Unlike the stripped-down Sport model or the more hardcore, off-road focused Rubicon model, the Sahara is intended for the Wrangler fan who appreciates a slightly more relaxing on-road experience. The tires are street-friendly all-terrains, and there is an available full-time 4×4 system similar to what you might find in a more generic SUV. The driving experience remains very Wrangler-like with plenty of body motions, road noise, and a certain primitive quality which would likely be considered offensive in a normal SUV.  These quintessential Wrangler characteristics, however, are better contained now than ever before, helping to edge the Sahara a bit closer to daily-use livability.

The interior is a well-designed space with rugged-looking controls and a few attention-grabbing details. The available Uconnect infotainment system remains as impressive as ever and is complimented by user-friendly controls for common audio and climate control functions. Notable options include active safety tech such as adaptive cruise control, automatic emergency braking, and blind-spot monitoring with rear cross-traffic alert. There’s also an available sky power soft top which helps ease the open roof experience with one-touch power operation. It’s an effective design that perfectly complements the easily removable doors and rear-glass panels for that unbeatable open-air experience.

All Wrangler models come equipped with the standard naturally-aspirated 3.6L V6 engine matched to either a 6-speed manual gearbox or an optional 8-speed automatic transmission. Sahara models offer the option of a 2.0L DI turbocharged 4-cylinder engine which only comes with the automatic transmission. The turbo four produces 270 horsepower and 295 lb-ft of torque, enough power for fairly effortless acceleration. It also utilizes a mild-hybrid system which Jeep calls eTorque for improved fuel economy over the V6. My tester averaged 10.5L/100km in mixed city and highway driving, which is quite impressive for a Wrangler. Even so, Wrangler fans tend to favour simplicity, and I’m not sure how many are willing to accept the upcharge and added complexity of the turbo eTorque engine in exchange for a bit more performance and efficiency.

The additional comforts and technology that Jeep has treated the Wrangler with have no doubt made it into a more convincing on-road companion. In traditional Jeep fashion, however, everything comes with a price. Wrangler pricing starts at $33,695 for a bare-bones Sport model and climbs to $45,495 for the Unlimited Sahara. My tester came heavily optioned with the pricey $3,995 sky power soft top, $995 turbo eTorque engine, $895 and $1,450 safety packages, and several other options for a total MSRP of $62,270. That’s well into luxury SUV money.

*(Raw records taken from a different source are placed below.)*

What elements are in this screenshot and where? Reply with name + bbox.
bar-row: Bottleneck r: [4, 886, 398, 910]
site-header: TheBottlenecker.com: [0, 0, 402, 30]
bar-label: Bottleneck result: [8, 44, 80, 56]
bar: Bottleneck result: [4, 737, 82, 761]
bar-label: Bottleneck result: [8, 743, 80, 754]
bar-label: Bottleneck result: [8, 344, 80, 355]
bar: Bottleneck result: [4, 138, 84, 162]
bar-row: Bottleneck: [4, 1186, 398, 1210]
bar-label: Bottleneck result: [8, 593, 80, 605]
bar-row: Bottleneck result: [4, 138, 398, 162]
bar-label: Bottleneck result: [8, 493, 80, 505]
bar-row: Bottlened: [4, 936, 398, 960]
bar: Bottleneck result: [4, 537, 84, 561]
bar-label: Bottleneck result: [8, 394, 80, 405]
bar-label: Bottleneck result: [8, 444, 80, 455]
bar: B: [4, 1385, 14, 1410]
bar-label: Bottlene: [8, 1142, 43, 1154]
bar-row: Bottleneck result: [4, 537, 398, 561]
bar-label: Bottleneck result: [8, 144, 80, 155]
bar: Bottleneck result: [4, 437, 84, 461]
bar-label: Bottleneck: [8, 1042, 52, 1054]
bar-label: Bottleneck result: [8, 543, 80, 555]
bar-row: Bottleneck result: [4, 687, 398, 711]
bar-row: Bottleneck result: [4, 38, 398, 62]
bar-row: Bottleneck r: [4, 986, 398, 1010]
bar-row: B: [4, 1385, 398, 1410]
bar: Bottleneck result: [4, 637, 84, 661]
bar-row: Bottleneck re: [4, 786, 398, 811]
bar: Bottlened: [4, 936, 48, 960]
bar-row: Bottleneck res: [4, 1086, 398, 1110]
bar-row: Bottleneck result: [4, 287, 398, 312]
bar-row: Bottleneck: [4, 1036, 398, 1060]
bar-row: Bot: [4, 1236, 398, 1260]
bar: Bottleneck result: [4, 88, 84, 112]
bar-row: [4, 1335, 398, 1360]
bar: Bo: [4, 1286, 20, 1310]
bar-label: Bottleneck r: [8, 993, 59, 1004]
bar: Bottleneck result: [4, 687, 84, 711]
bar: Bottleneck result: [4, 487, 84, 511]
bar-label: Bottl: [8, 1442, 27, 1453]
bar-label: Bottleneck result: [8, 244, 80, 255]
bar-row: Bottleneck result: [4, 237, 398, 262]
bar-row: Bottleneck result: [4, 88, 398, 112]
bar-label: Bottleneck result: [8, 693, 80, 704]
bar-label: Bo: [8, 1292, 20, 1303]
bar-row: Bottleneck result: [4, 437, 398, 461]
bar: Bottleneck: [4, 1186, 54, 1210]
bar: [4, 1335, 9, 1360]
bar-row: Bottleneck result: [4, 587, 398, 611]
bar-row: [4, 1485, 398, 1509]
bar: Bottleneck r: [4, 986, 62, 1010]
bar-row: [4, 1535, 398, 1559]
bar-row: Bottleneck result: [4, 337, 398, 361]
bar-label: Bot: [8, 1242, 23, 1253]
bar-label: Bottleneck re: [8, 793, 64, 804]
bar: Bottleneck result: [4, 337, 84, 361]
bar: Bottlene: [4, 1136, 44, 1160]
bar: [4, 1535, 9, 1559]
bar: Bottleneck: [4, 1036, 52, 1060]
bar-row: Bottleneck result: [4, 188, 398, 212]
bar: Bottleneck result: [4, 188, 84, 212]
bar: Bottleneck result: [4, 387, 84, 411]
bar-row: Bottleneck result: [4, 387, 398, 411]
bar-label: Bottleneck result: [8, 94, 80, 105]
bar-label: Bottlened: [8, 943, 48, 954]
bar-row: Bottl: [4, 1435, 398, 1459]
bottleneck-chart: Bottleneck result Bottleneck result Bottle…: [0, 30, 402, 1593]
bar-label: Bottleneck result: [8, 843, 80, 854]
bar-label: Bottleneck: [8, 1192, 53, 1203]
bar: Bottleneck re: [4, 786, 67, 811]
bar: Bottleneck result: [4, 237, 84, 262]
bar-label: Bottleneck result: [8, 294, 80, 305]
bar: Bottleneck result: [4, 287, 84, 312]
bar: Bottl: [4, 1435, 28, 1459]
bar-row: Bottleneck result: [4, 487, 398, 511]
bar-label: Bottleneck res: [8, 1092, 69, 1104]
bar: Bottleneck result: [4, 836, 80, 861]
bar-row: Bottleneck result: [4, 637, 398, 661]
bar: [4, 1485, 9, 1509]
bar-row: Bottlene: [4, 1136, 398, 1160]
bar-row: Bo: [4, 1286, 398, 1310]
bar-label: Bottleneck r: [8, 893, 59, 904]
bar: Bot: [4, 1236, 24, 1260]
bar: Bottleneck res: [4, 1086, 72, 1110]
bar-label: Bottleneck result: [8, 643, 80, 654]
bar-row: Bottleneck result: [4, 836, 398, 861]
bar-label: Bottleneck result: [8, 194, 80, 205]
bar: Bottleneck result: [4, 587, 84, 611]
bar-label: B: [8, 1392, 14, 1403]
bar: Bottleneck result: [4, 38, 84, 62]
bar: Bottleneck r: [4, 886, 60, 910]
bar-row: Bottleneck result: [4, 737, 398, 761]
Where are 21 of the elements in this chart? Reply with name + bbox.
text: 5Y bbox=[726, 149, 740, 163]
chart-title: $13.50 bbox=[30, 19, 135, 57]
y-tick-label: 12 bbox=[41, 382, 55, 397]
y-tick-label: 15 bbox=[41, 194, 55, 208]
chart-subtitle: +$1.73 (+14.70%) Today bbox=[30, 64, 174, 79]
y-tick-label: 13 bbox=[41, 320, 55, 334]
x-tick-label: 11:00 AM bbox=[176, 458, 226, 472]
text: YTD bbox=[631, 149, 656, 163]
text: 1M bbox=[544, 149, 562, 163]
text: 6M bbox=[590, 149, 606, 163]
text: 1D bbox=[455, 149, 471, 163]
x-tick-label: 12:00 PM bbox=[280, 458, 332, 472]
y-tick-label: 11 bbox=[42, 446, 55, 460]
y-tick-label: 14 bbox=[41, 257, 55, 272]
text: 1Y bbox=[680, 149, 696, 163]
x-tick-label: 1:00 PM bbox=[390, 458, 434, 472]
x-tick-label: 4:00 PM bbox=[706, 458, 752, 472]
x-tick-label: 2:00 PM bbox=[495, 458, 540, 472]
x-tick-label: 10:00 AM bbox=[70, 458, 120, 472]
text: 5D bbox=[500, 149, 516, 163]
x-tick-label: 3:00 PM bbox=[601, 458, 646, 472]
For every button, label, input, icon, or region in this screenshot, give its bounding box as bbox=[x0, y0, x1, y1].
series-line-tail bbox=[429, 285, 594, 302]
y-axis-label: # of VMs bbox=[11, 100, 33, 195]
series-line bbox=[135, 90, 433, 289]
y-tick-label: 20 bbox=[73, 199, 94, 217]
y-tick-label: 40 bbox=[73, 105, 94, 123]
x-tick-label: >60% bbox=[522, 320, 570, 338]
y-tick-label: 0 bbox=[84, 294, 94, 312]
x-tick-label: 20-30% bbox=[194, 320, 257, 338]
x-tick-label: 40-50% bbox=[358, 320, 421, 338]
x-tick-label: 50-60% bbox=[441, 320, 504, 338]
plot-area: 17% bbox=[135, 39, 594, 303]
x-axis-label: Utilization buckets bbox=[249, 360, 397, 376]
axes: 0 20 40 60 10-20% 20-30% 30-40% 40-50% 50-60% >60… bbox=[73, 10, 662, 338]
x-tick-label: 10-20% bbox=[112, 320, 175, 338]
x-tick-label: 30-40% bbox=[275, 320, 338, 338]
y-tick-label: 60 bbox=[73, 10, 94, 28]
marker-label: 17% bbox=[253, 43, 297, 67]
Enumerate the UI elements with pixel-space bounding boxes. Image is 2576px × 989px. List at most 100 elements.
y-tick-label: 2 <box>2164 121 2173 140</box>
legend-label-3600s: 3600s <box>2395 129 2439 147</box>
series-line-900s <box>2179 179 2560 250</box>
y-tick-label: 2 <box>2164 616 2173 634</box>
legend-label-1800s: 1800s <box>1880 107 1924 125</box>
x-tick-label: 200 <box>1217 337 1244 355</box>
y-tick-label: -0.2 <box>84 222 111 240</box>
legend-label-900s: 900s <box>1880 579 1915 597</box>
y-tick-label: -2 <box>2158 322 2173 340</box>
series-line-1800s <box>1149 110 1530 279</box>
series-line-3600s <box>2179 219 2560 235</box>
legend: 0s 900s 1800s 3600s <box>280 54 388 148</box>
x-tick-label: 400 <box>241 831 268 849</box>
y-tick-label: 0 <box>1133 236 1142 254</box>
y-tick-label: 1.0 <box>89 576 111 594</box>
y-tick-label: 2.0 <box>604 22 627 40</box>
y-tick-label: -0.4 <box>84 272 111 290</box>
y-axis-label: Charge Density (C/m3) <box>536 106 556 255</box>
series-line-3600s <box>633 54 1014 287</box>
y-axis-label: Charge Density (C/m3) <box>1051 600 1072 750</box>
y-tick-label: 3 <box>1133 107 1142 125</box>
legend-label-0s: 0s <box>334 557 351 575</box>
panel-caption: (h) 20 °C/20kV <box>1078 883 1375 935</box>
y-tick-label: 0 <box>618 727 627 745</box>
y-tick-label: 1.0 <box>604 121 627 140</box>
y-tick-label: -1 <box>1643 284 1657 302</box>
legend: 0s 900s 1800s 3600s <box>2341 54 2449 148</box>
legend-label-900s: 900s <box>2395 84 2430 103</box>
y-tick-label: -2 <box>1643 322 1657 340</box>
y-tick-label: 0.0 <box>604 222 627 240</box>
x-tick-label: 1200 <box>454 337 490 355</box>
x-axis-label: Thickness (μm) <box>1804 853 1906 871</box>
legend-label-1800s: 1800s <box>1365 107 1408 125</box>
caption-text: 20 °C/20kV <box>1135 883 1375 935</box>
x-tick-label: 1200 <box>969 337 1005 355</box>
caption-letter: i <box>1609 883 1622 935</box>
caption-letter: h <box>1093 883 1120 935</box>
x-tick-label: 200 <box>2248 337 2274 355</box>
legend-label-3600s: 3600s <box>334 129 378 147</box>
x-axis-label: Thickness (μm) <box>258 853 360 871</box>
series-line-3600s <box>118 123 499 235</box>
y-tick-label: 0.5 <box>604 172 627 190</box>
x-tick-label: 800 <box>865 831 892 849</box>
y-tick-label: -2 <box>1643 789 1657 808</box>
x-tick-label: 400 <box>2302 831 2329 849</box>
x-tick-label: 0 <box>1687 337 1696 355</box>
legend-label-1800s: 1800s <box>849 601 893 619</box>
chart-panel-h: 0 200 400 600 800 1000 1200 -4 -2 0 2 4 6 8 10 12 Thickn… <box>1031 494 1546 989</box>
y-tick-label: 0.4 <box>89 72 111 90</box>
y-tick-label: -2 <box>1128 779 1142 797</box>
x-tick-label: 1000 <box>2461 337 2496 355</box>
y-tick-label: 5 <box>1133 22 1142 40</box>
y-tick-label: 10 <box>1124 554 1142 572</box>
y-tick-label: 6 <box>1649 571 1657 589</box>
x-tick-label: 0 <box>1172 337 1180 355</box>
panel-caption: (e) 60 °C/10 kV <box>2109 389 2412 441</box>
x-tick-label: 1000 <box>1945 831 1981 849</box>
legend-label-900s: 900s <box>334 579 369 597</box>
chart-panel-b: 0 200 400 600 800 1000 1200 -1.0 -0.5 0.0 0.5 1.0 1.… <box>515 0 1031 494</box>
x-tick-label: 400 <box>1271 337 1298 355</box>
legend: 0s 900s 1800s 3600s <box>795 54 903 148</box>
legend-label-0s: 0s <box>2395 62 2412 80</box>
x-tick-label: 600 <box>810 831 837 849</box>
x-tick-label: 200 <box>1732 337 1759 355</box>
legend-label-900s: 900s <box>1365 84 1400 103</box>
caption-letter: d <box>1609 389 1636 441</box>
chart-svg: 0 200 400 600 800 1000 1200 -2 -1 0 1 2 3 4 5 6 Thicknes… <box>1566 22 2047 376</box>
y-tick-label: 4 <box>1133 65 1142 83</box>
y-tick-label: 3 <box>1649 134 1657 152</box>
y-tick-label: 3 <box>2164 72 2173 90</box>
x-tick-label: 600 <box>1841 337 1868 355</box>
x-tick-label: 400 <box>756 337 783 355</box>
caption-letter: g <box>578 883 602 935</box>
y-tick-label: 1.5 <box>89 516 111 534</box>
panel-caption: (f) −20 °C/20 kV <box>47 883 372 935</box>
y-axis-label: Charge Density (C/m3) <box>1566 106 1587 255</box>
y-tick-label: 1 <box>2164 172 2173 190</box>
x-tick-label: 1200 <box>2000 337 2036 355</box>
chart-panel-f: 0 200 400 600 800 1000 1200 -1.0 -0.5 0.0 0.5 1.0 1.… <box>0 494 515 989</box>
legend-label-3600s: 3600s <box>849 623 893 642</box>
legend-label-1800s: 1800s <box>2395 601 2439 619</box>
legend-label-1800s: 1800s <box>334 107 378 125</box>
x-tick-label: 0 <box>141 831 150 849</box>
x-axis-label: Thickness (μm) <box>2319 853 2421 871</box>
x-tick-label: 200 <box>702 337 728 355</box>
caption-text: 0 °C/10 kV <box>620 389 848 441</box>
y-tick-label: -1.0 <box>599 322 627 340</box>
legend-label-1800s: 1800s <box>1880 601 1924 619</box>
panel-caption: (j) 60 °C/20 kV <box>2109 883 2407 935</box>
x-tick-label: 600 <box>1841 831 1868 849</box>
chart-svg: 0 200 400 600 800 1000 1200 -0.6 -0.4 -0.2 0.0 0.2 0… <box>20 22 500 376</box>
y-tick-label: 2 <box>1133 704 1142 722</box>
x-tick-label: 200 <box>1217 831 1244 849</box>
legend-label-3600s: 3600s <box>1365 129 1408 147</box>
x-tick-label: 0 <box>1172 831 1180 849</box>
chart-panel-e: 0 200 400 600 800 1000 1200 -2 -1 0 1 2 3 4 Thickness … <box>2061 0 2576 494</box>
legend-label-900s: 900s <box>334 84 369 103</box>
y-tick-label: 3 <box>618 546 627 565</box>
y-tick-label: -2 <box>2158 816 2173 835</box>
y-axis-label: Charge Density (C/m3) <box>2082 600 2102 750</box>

Comparing the Wrangler to the many luxury brand options in the SUV segment is obviously not an apples-to-apples form of evaluation. Then again, the Wrangler can’t really be compared to anything. It essentially exists in a class of one, which is part of its unique appeal, and also partially why resale values remain unusually strong. There’s no question that Wrangler ownership has become a rather pricey proposition, but if your mind is set and you must have the most street-friendly iteration, the Unlimited Sahara is the way to do it.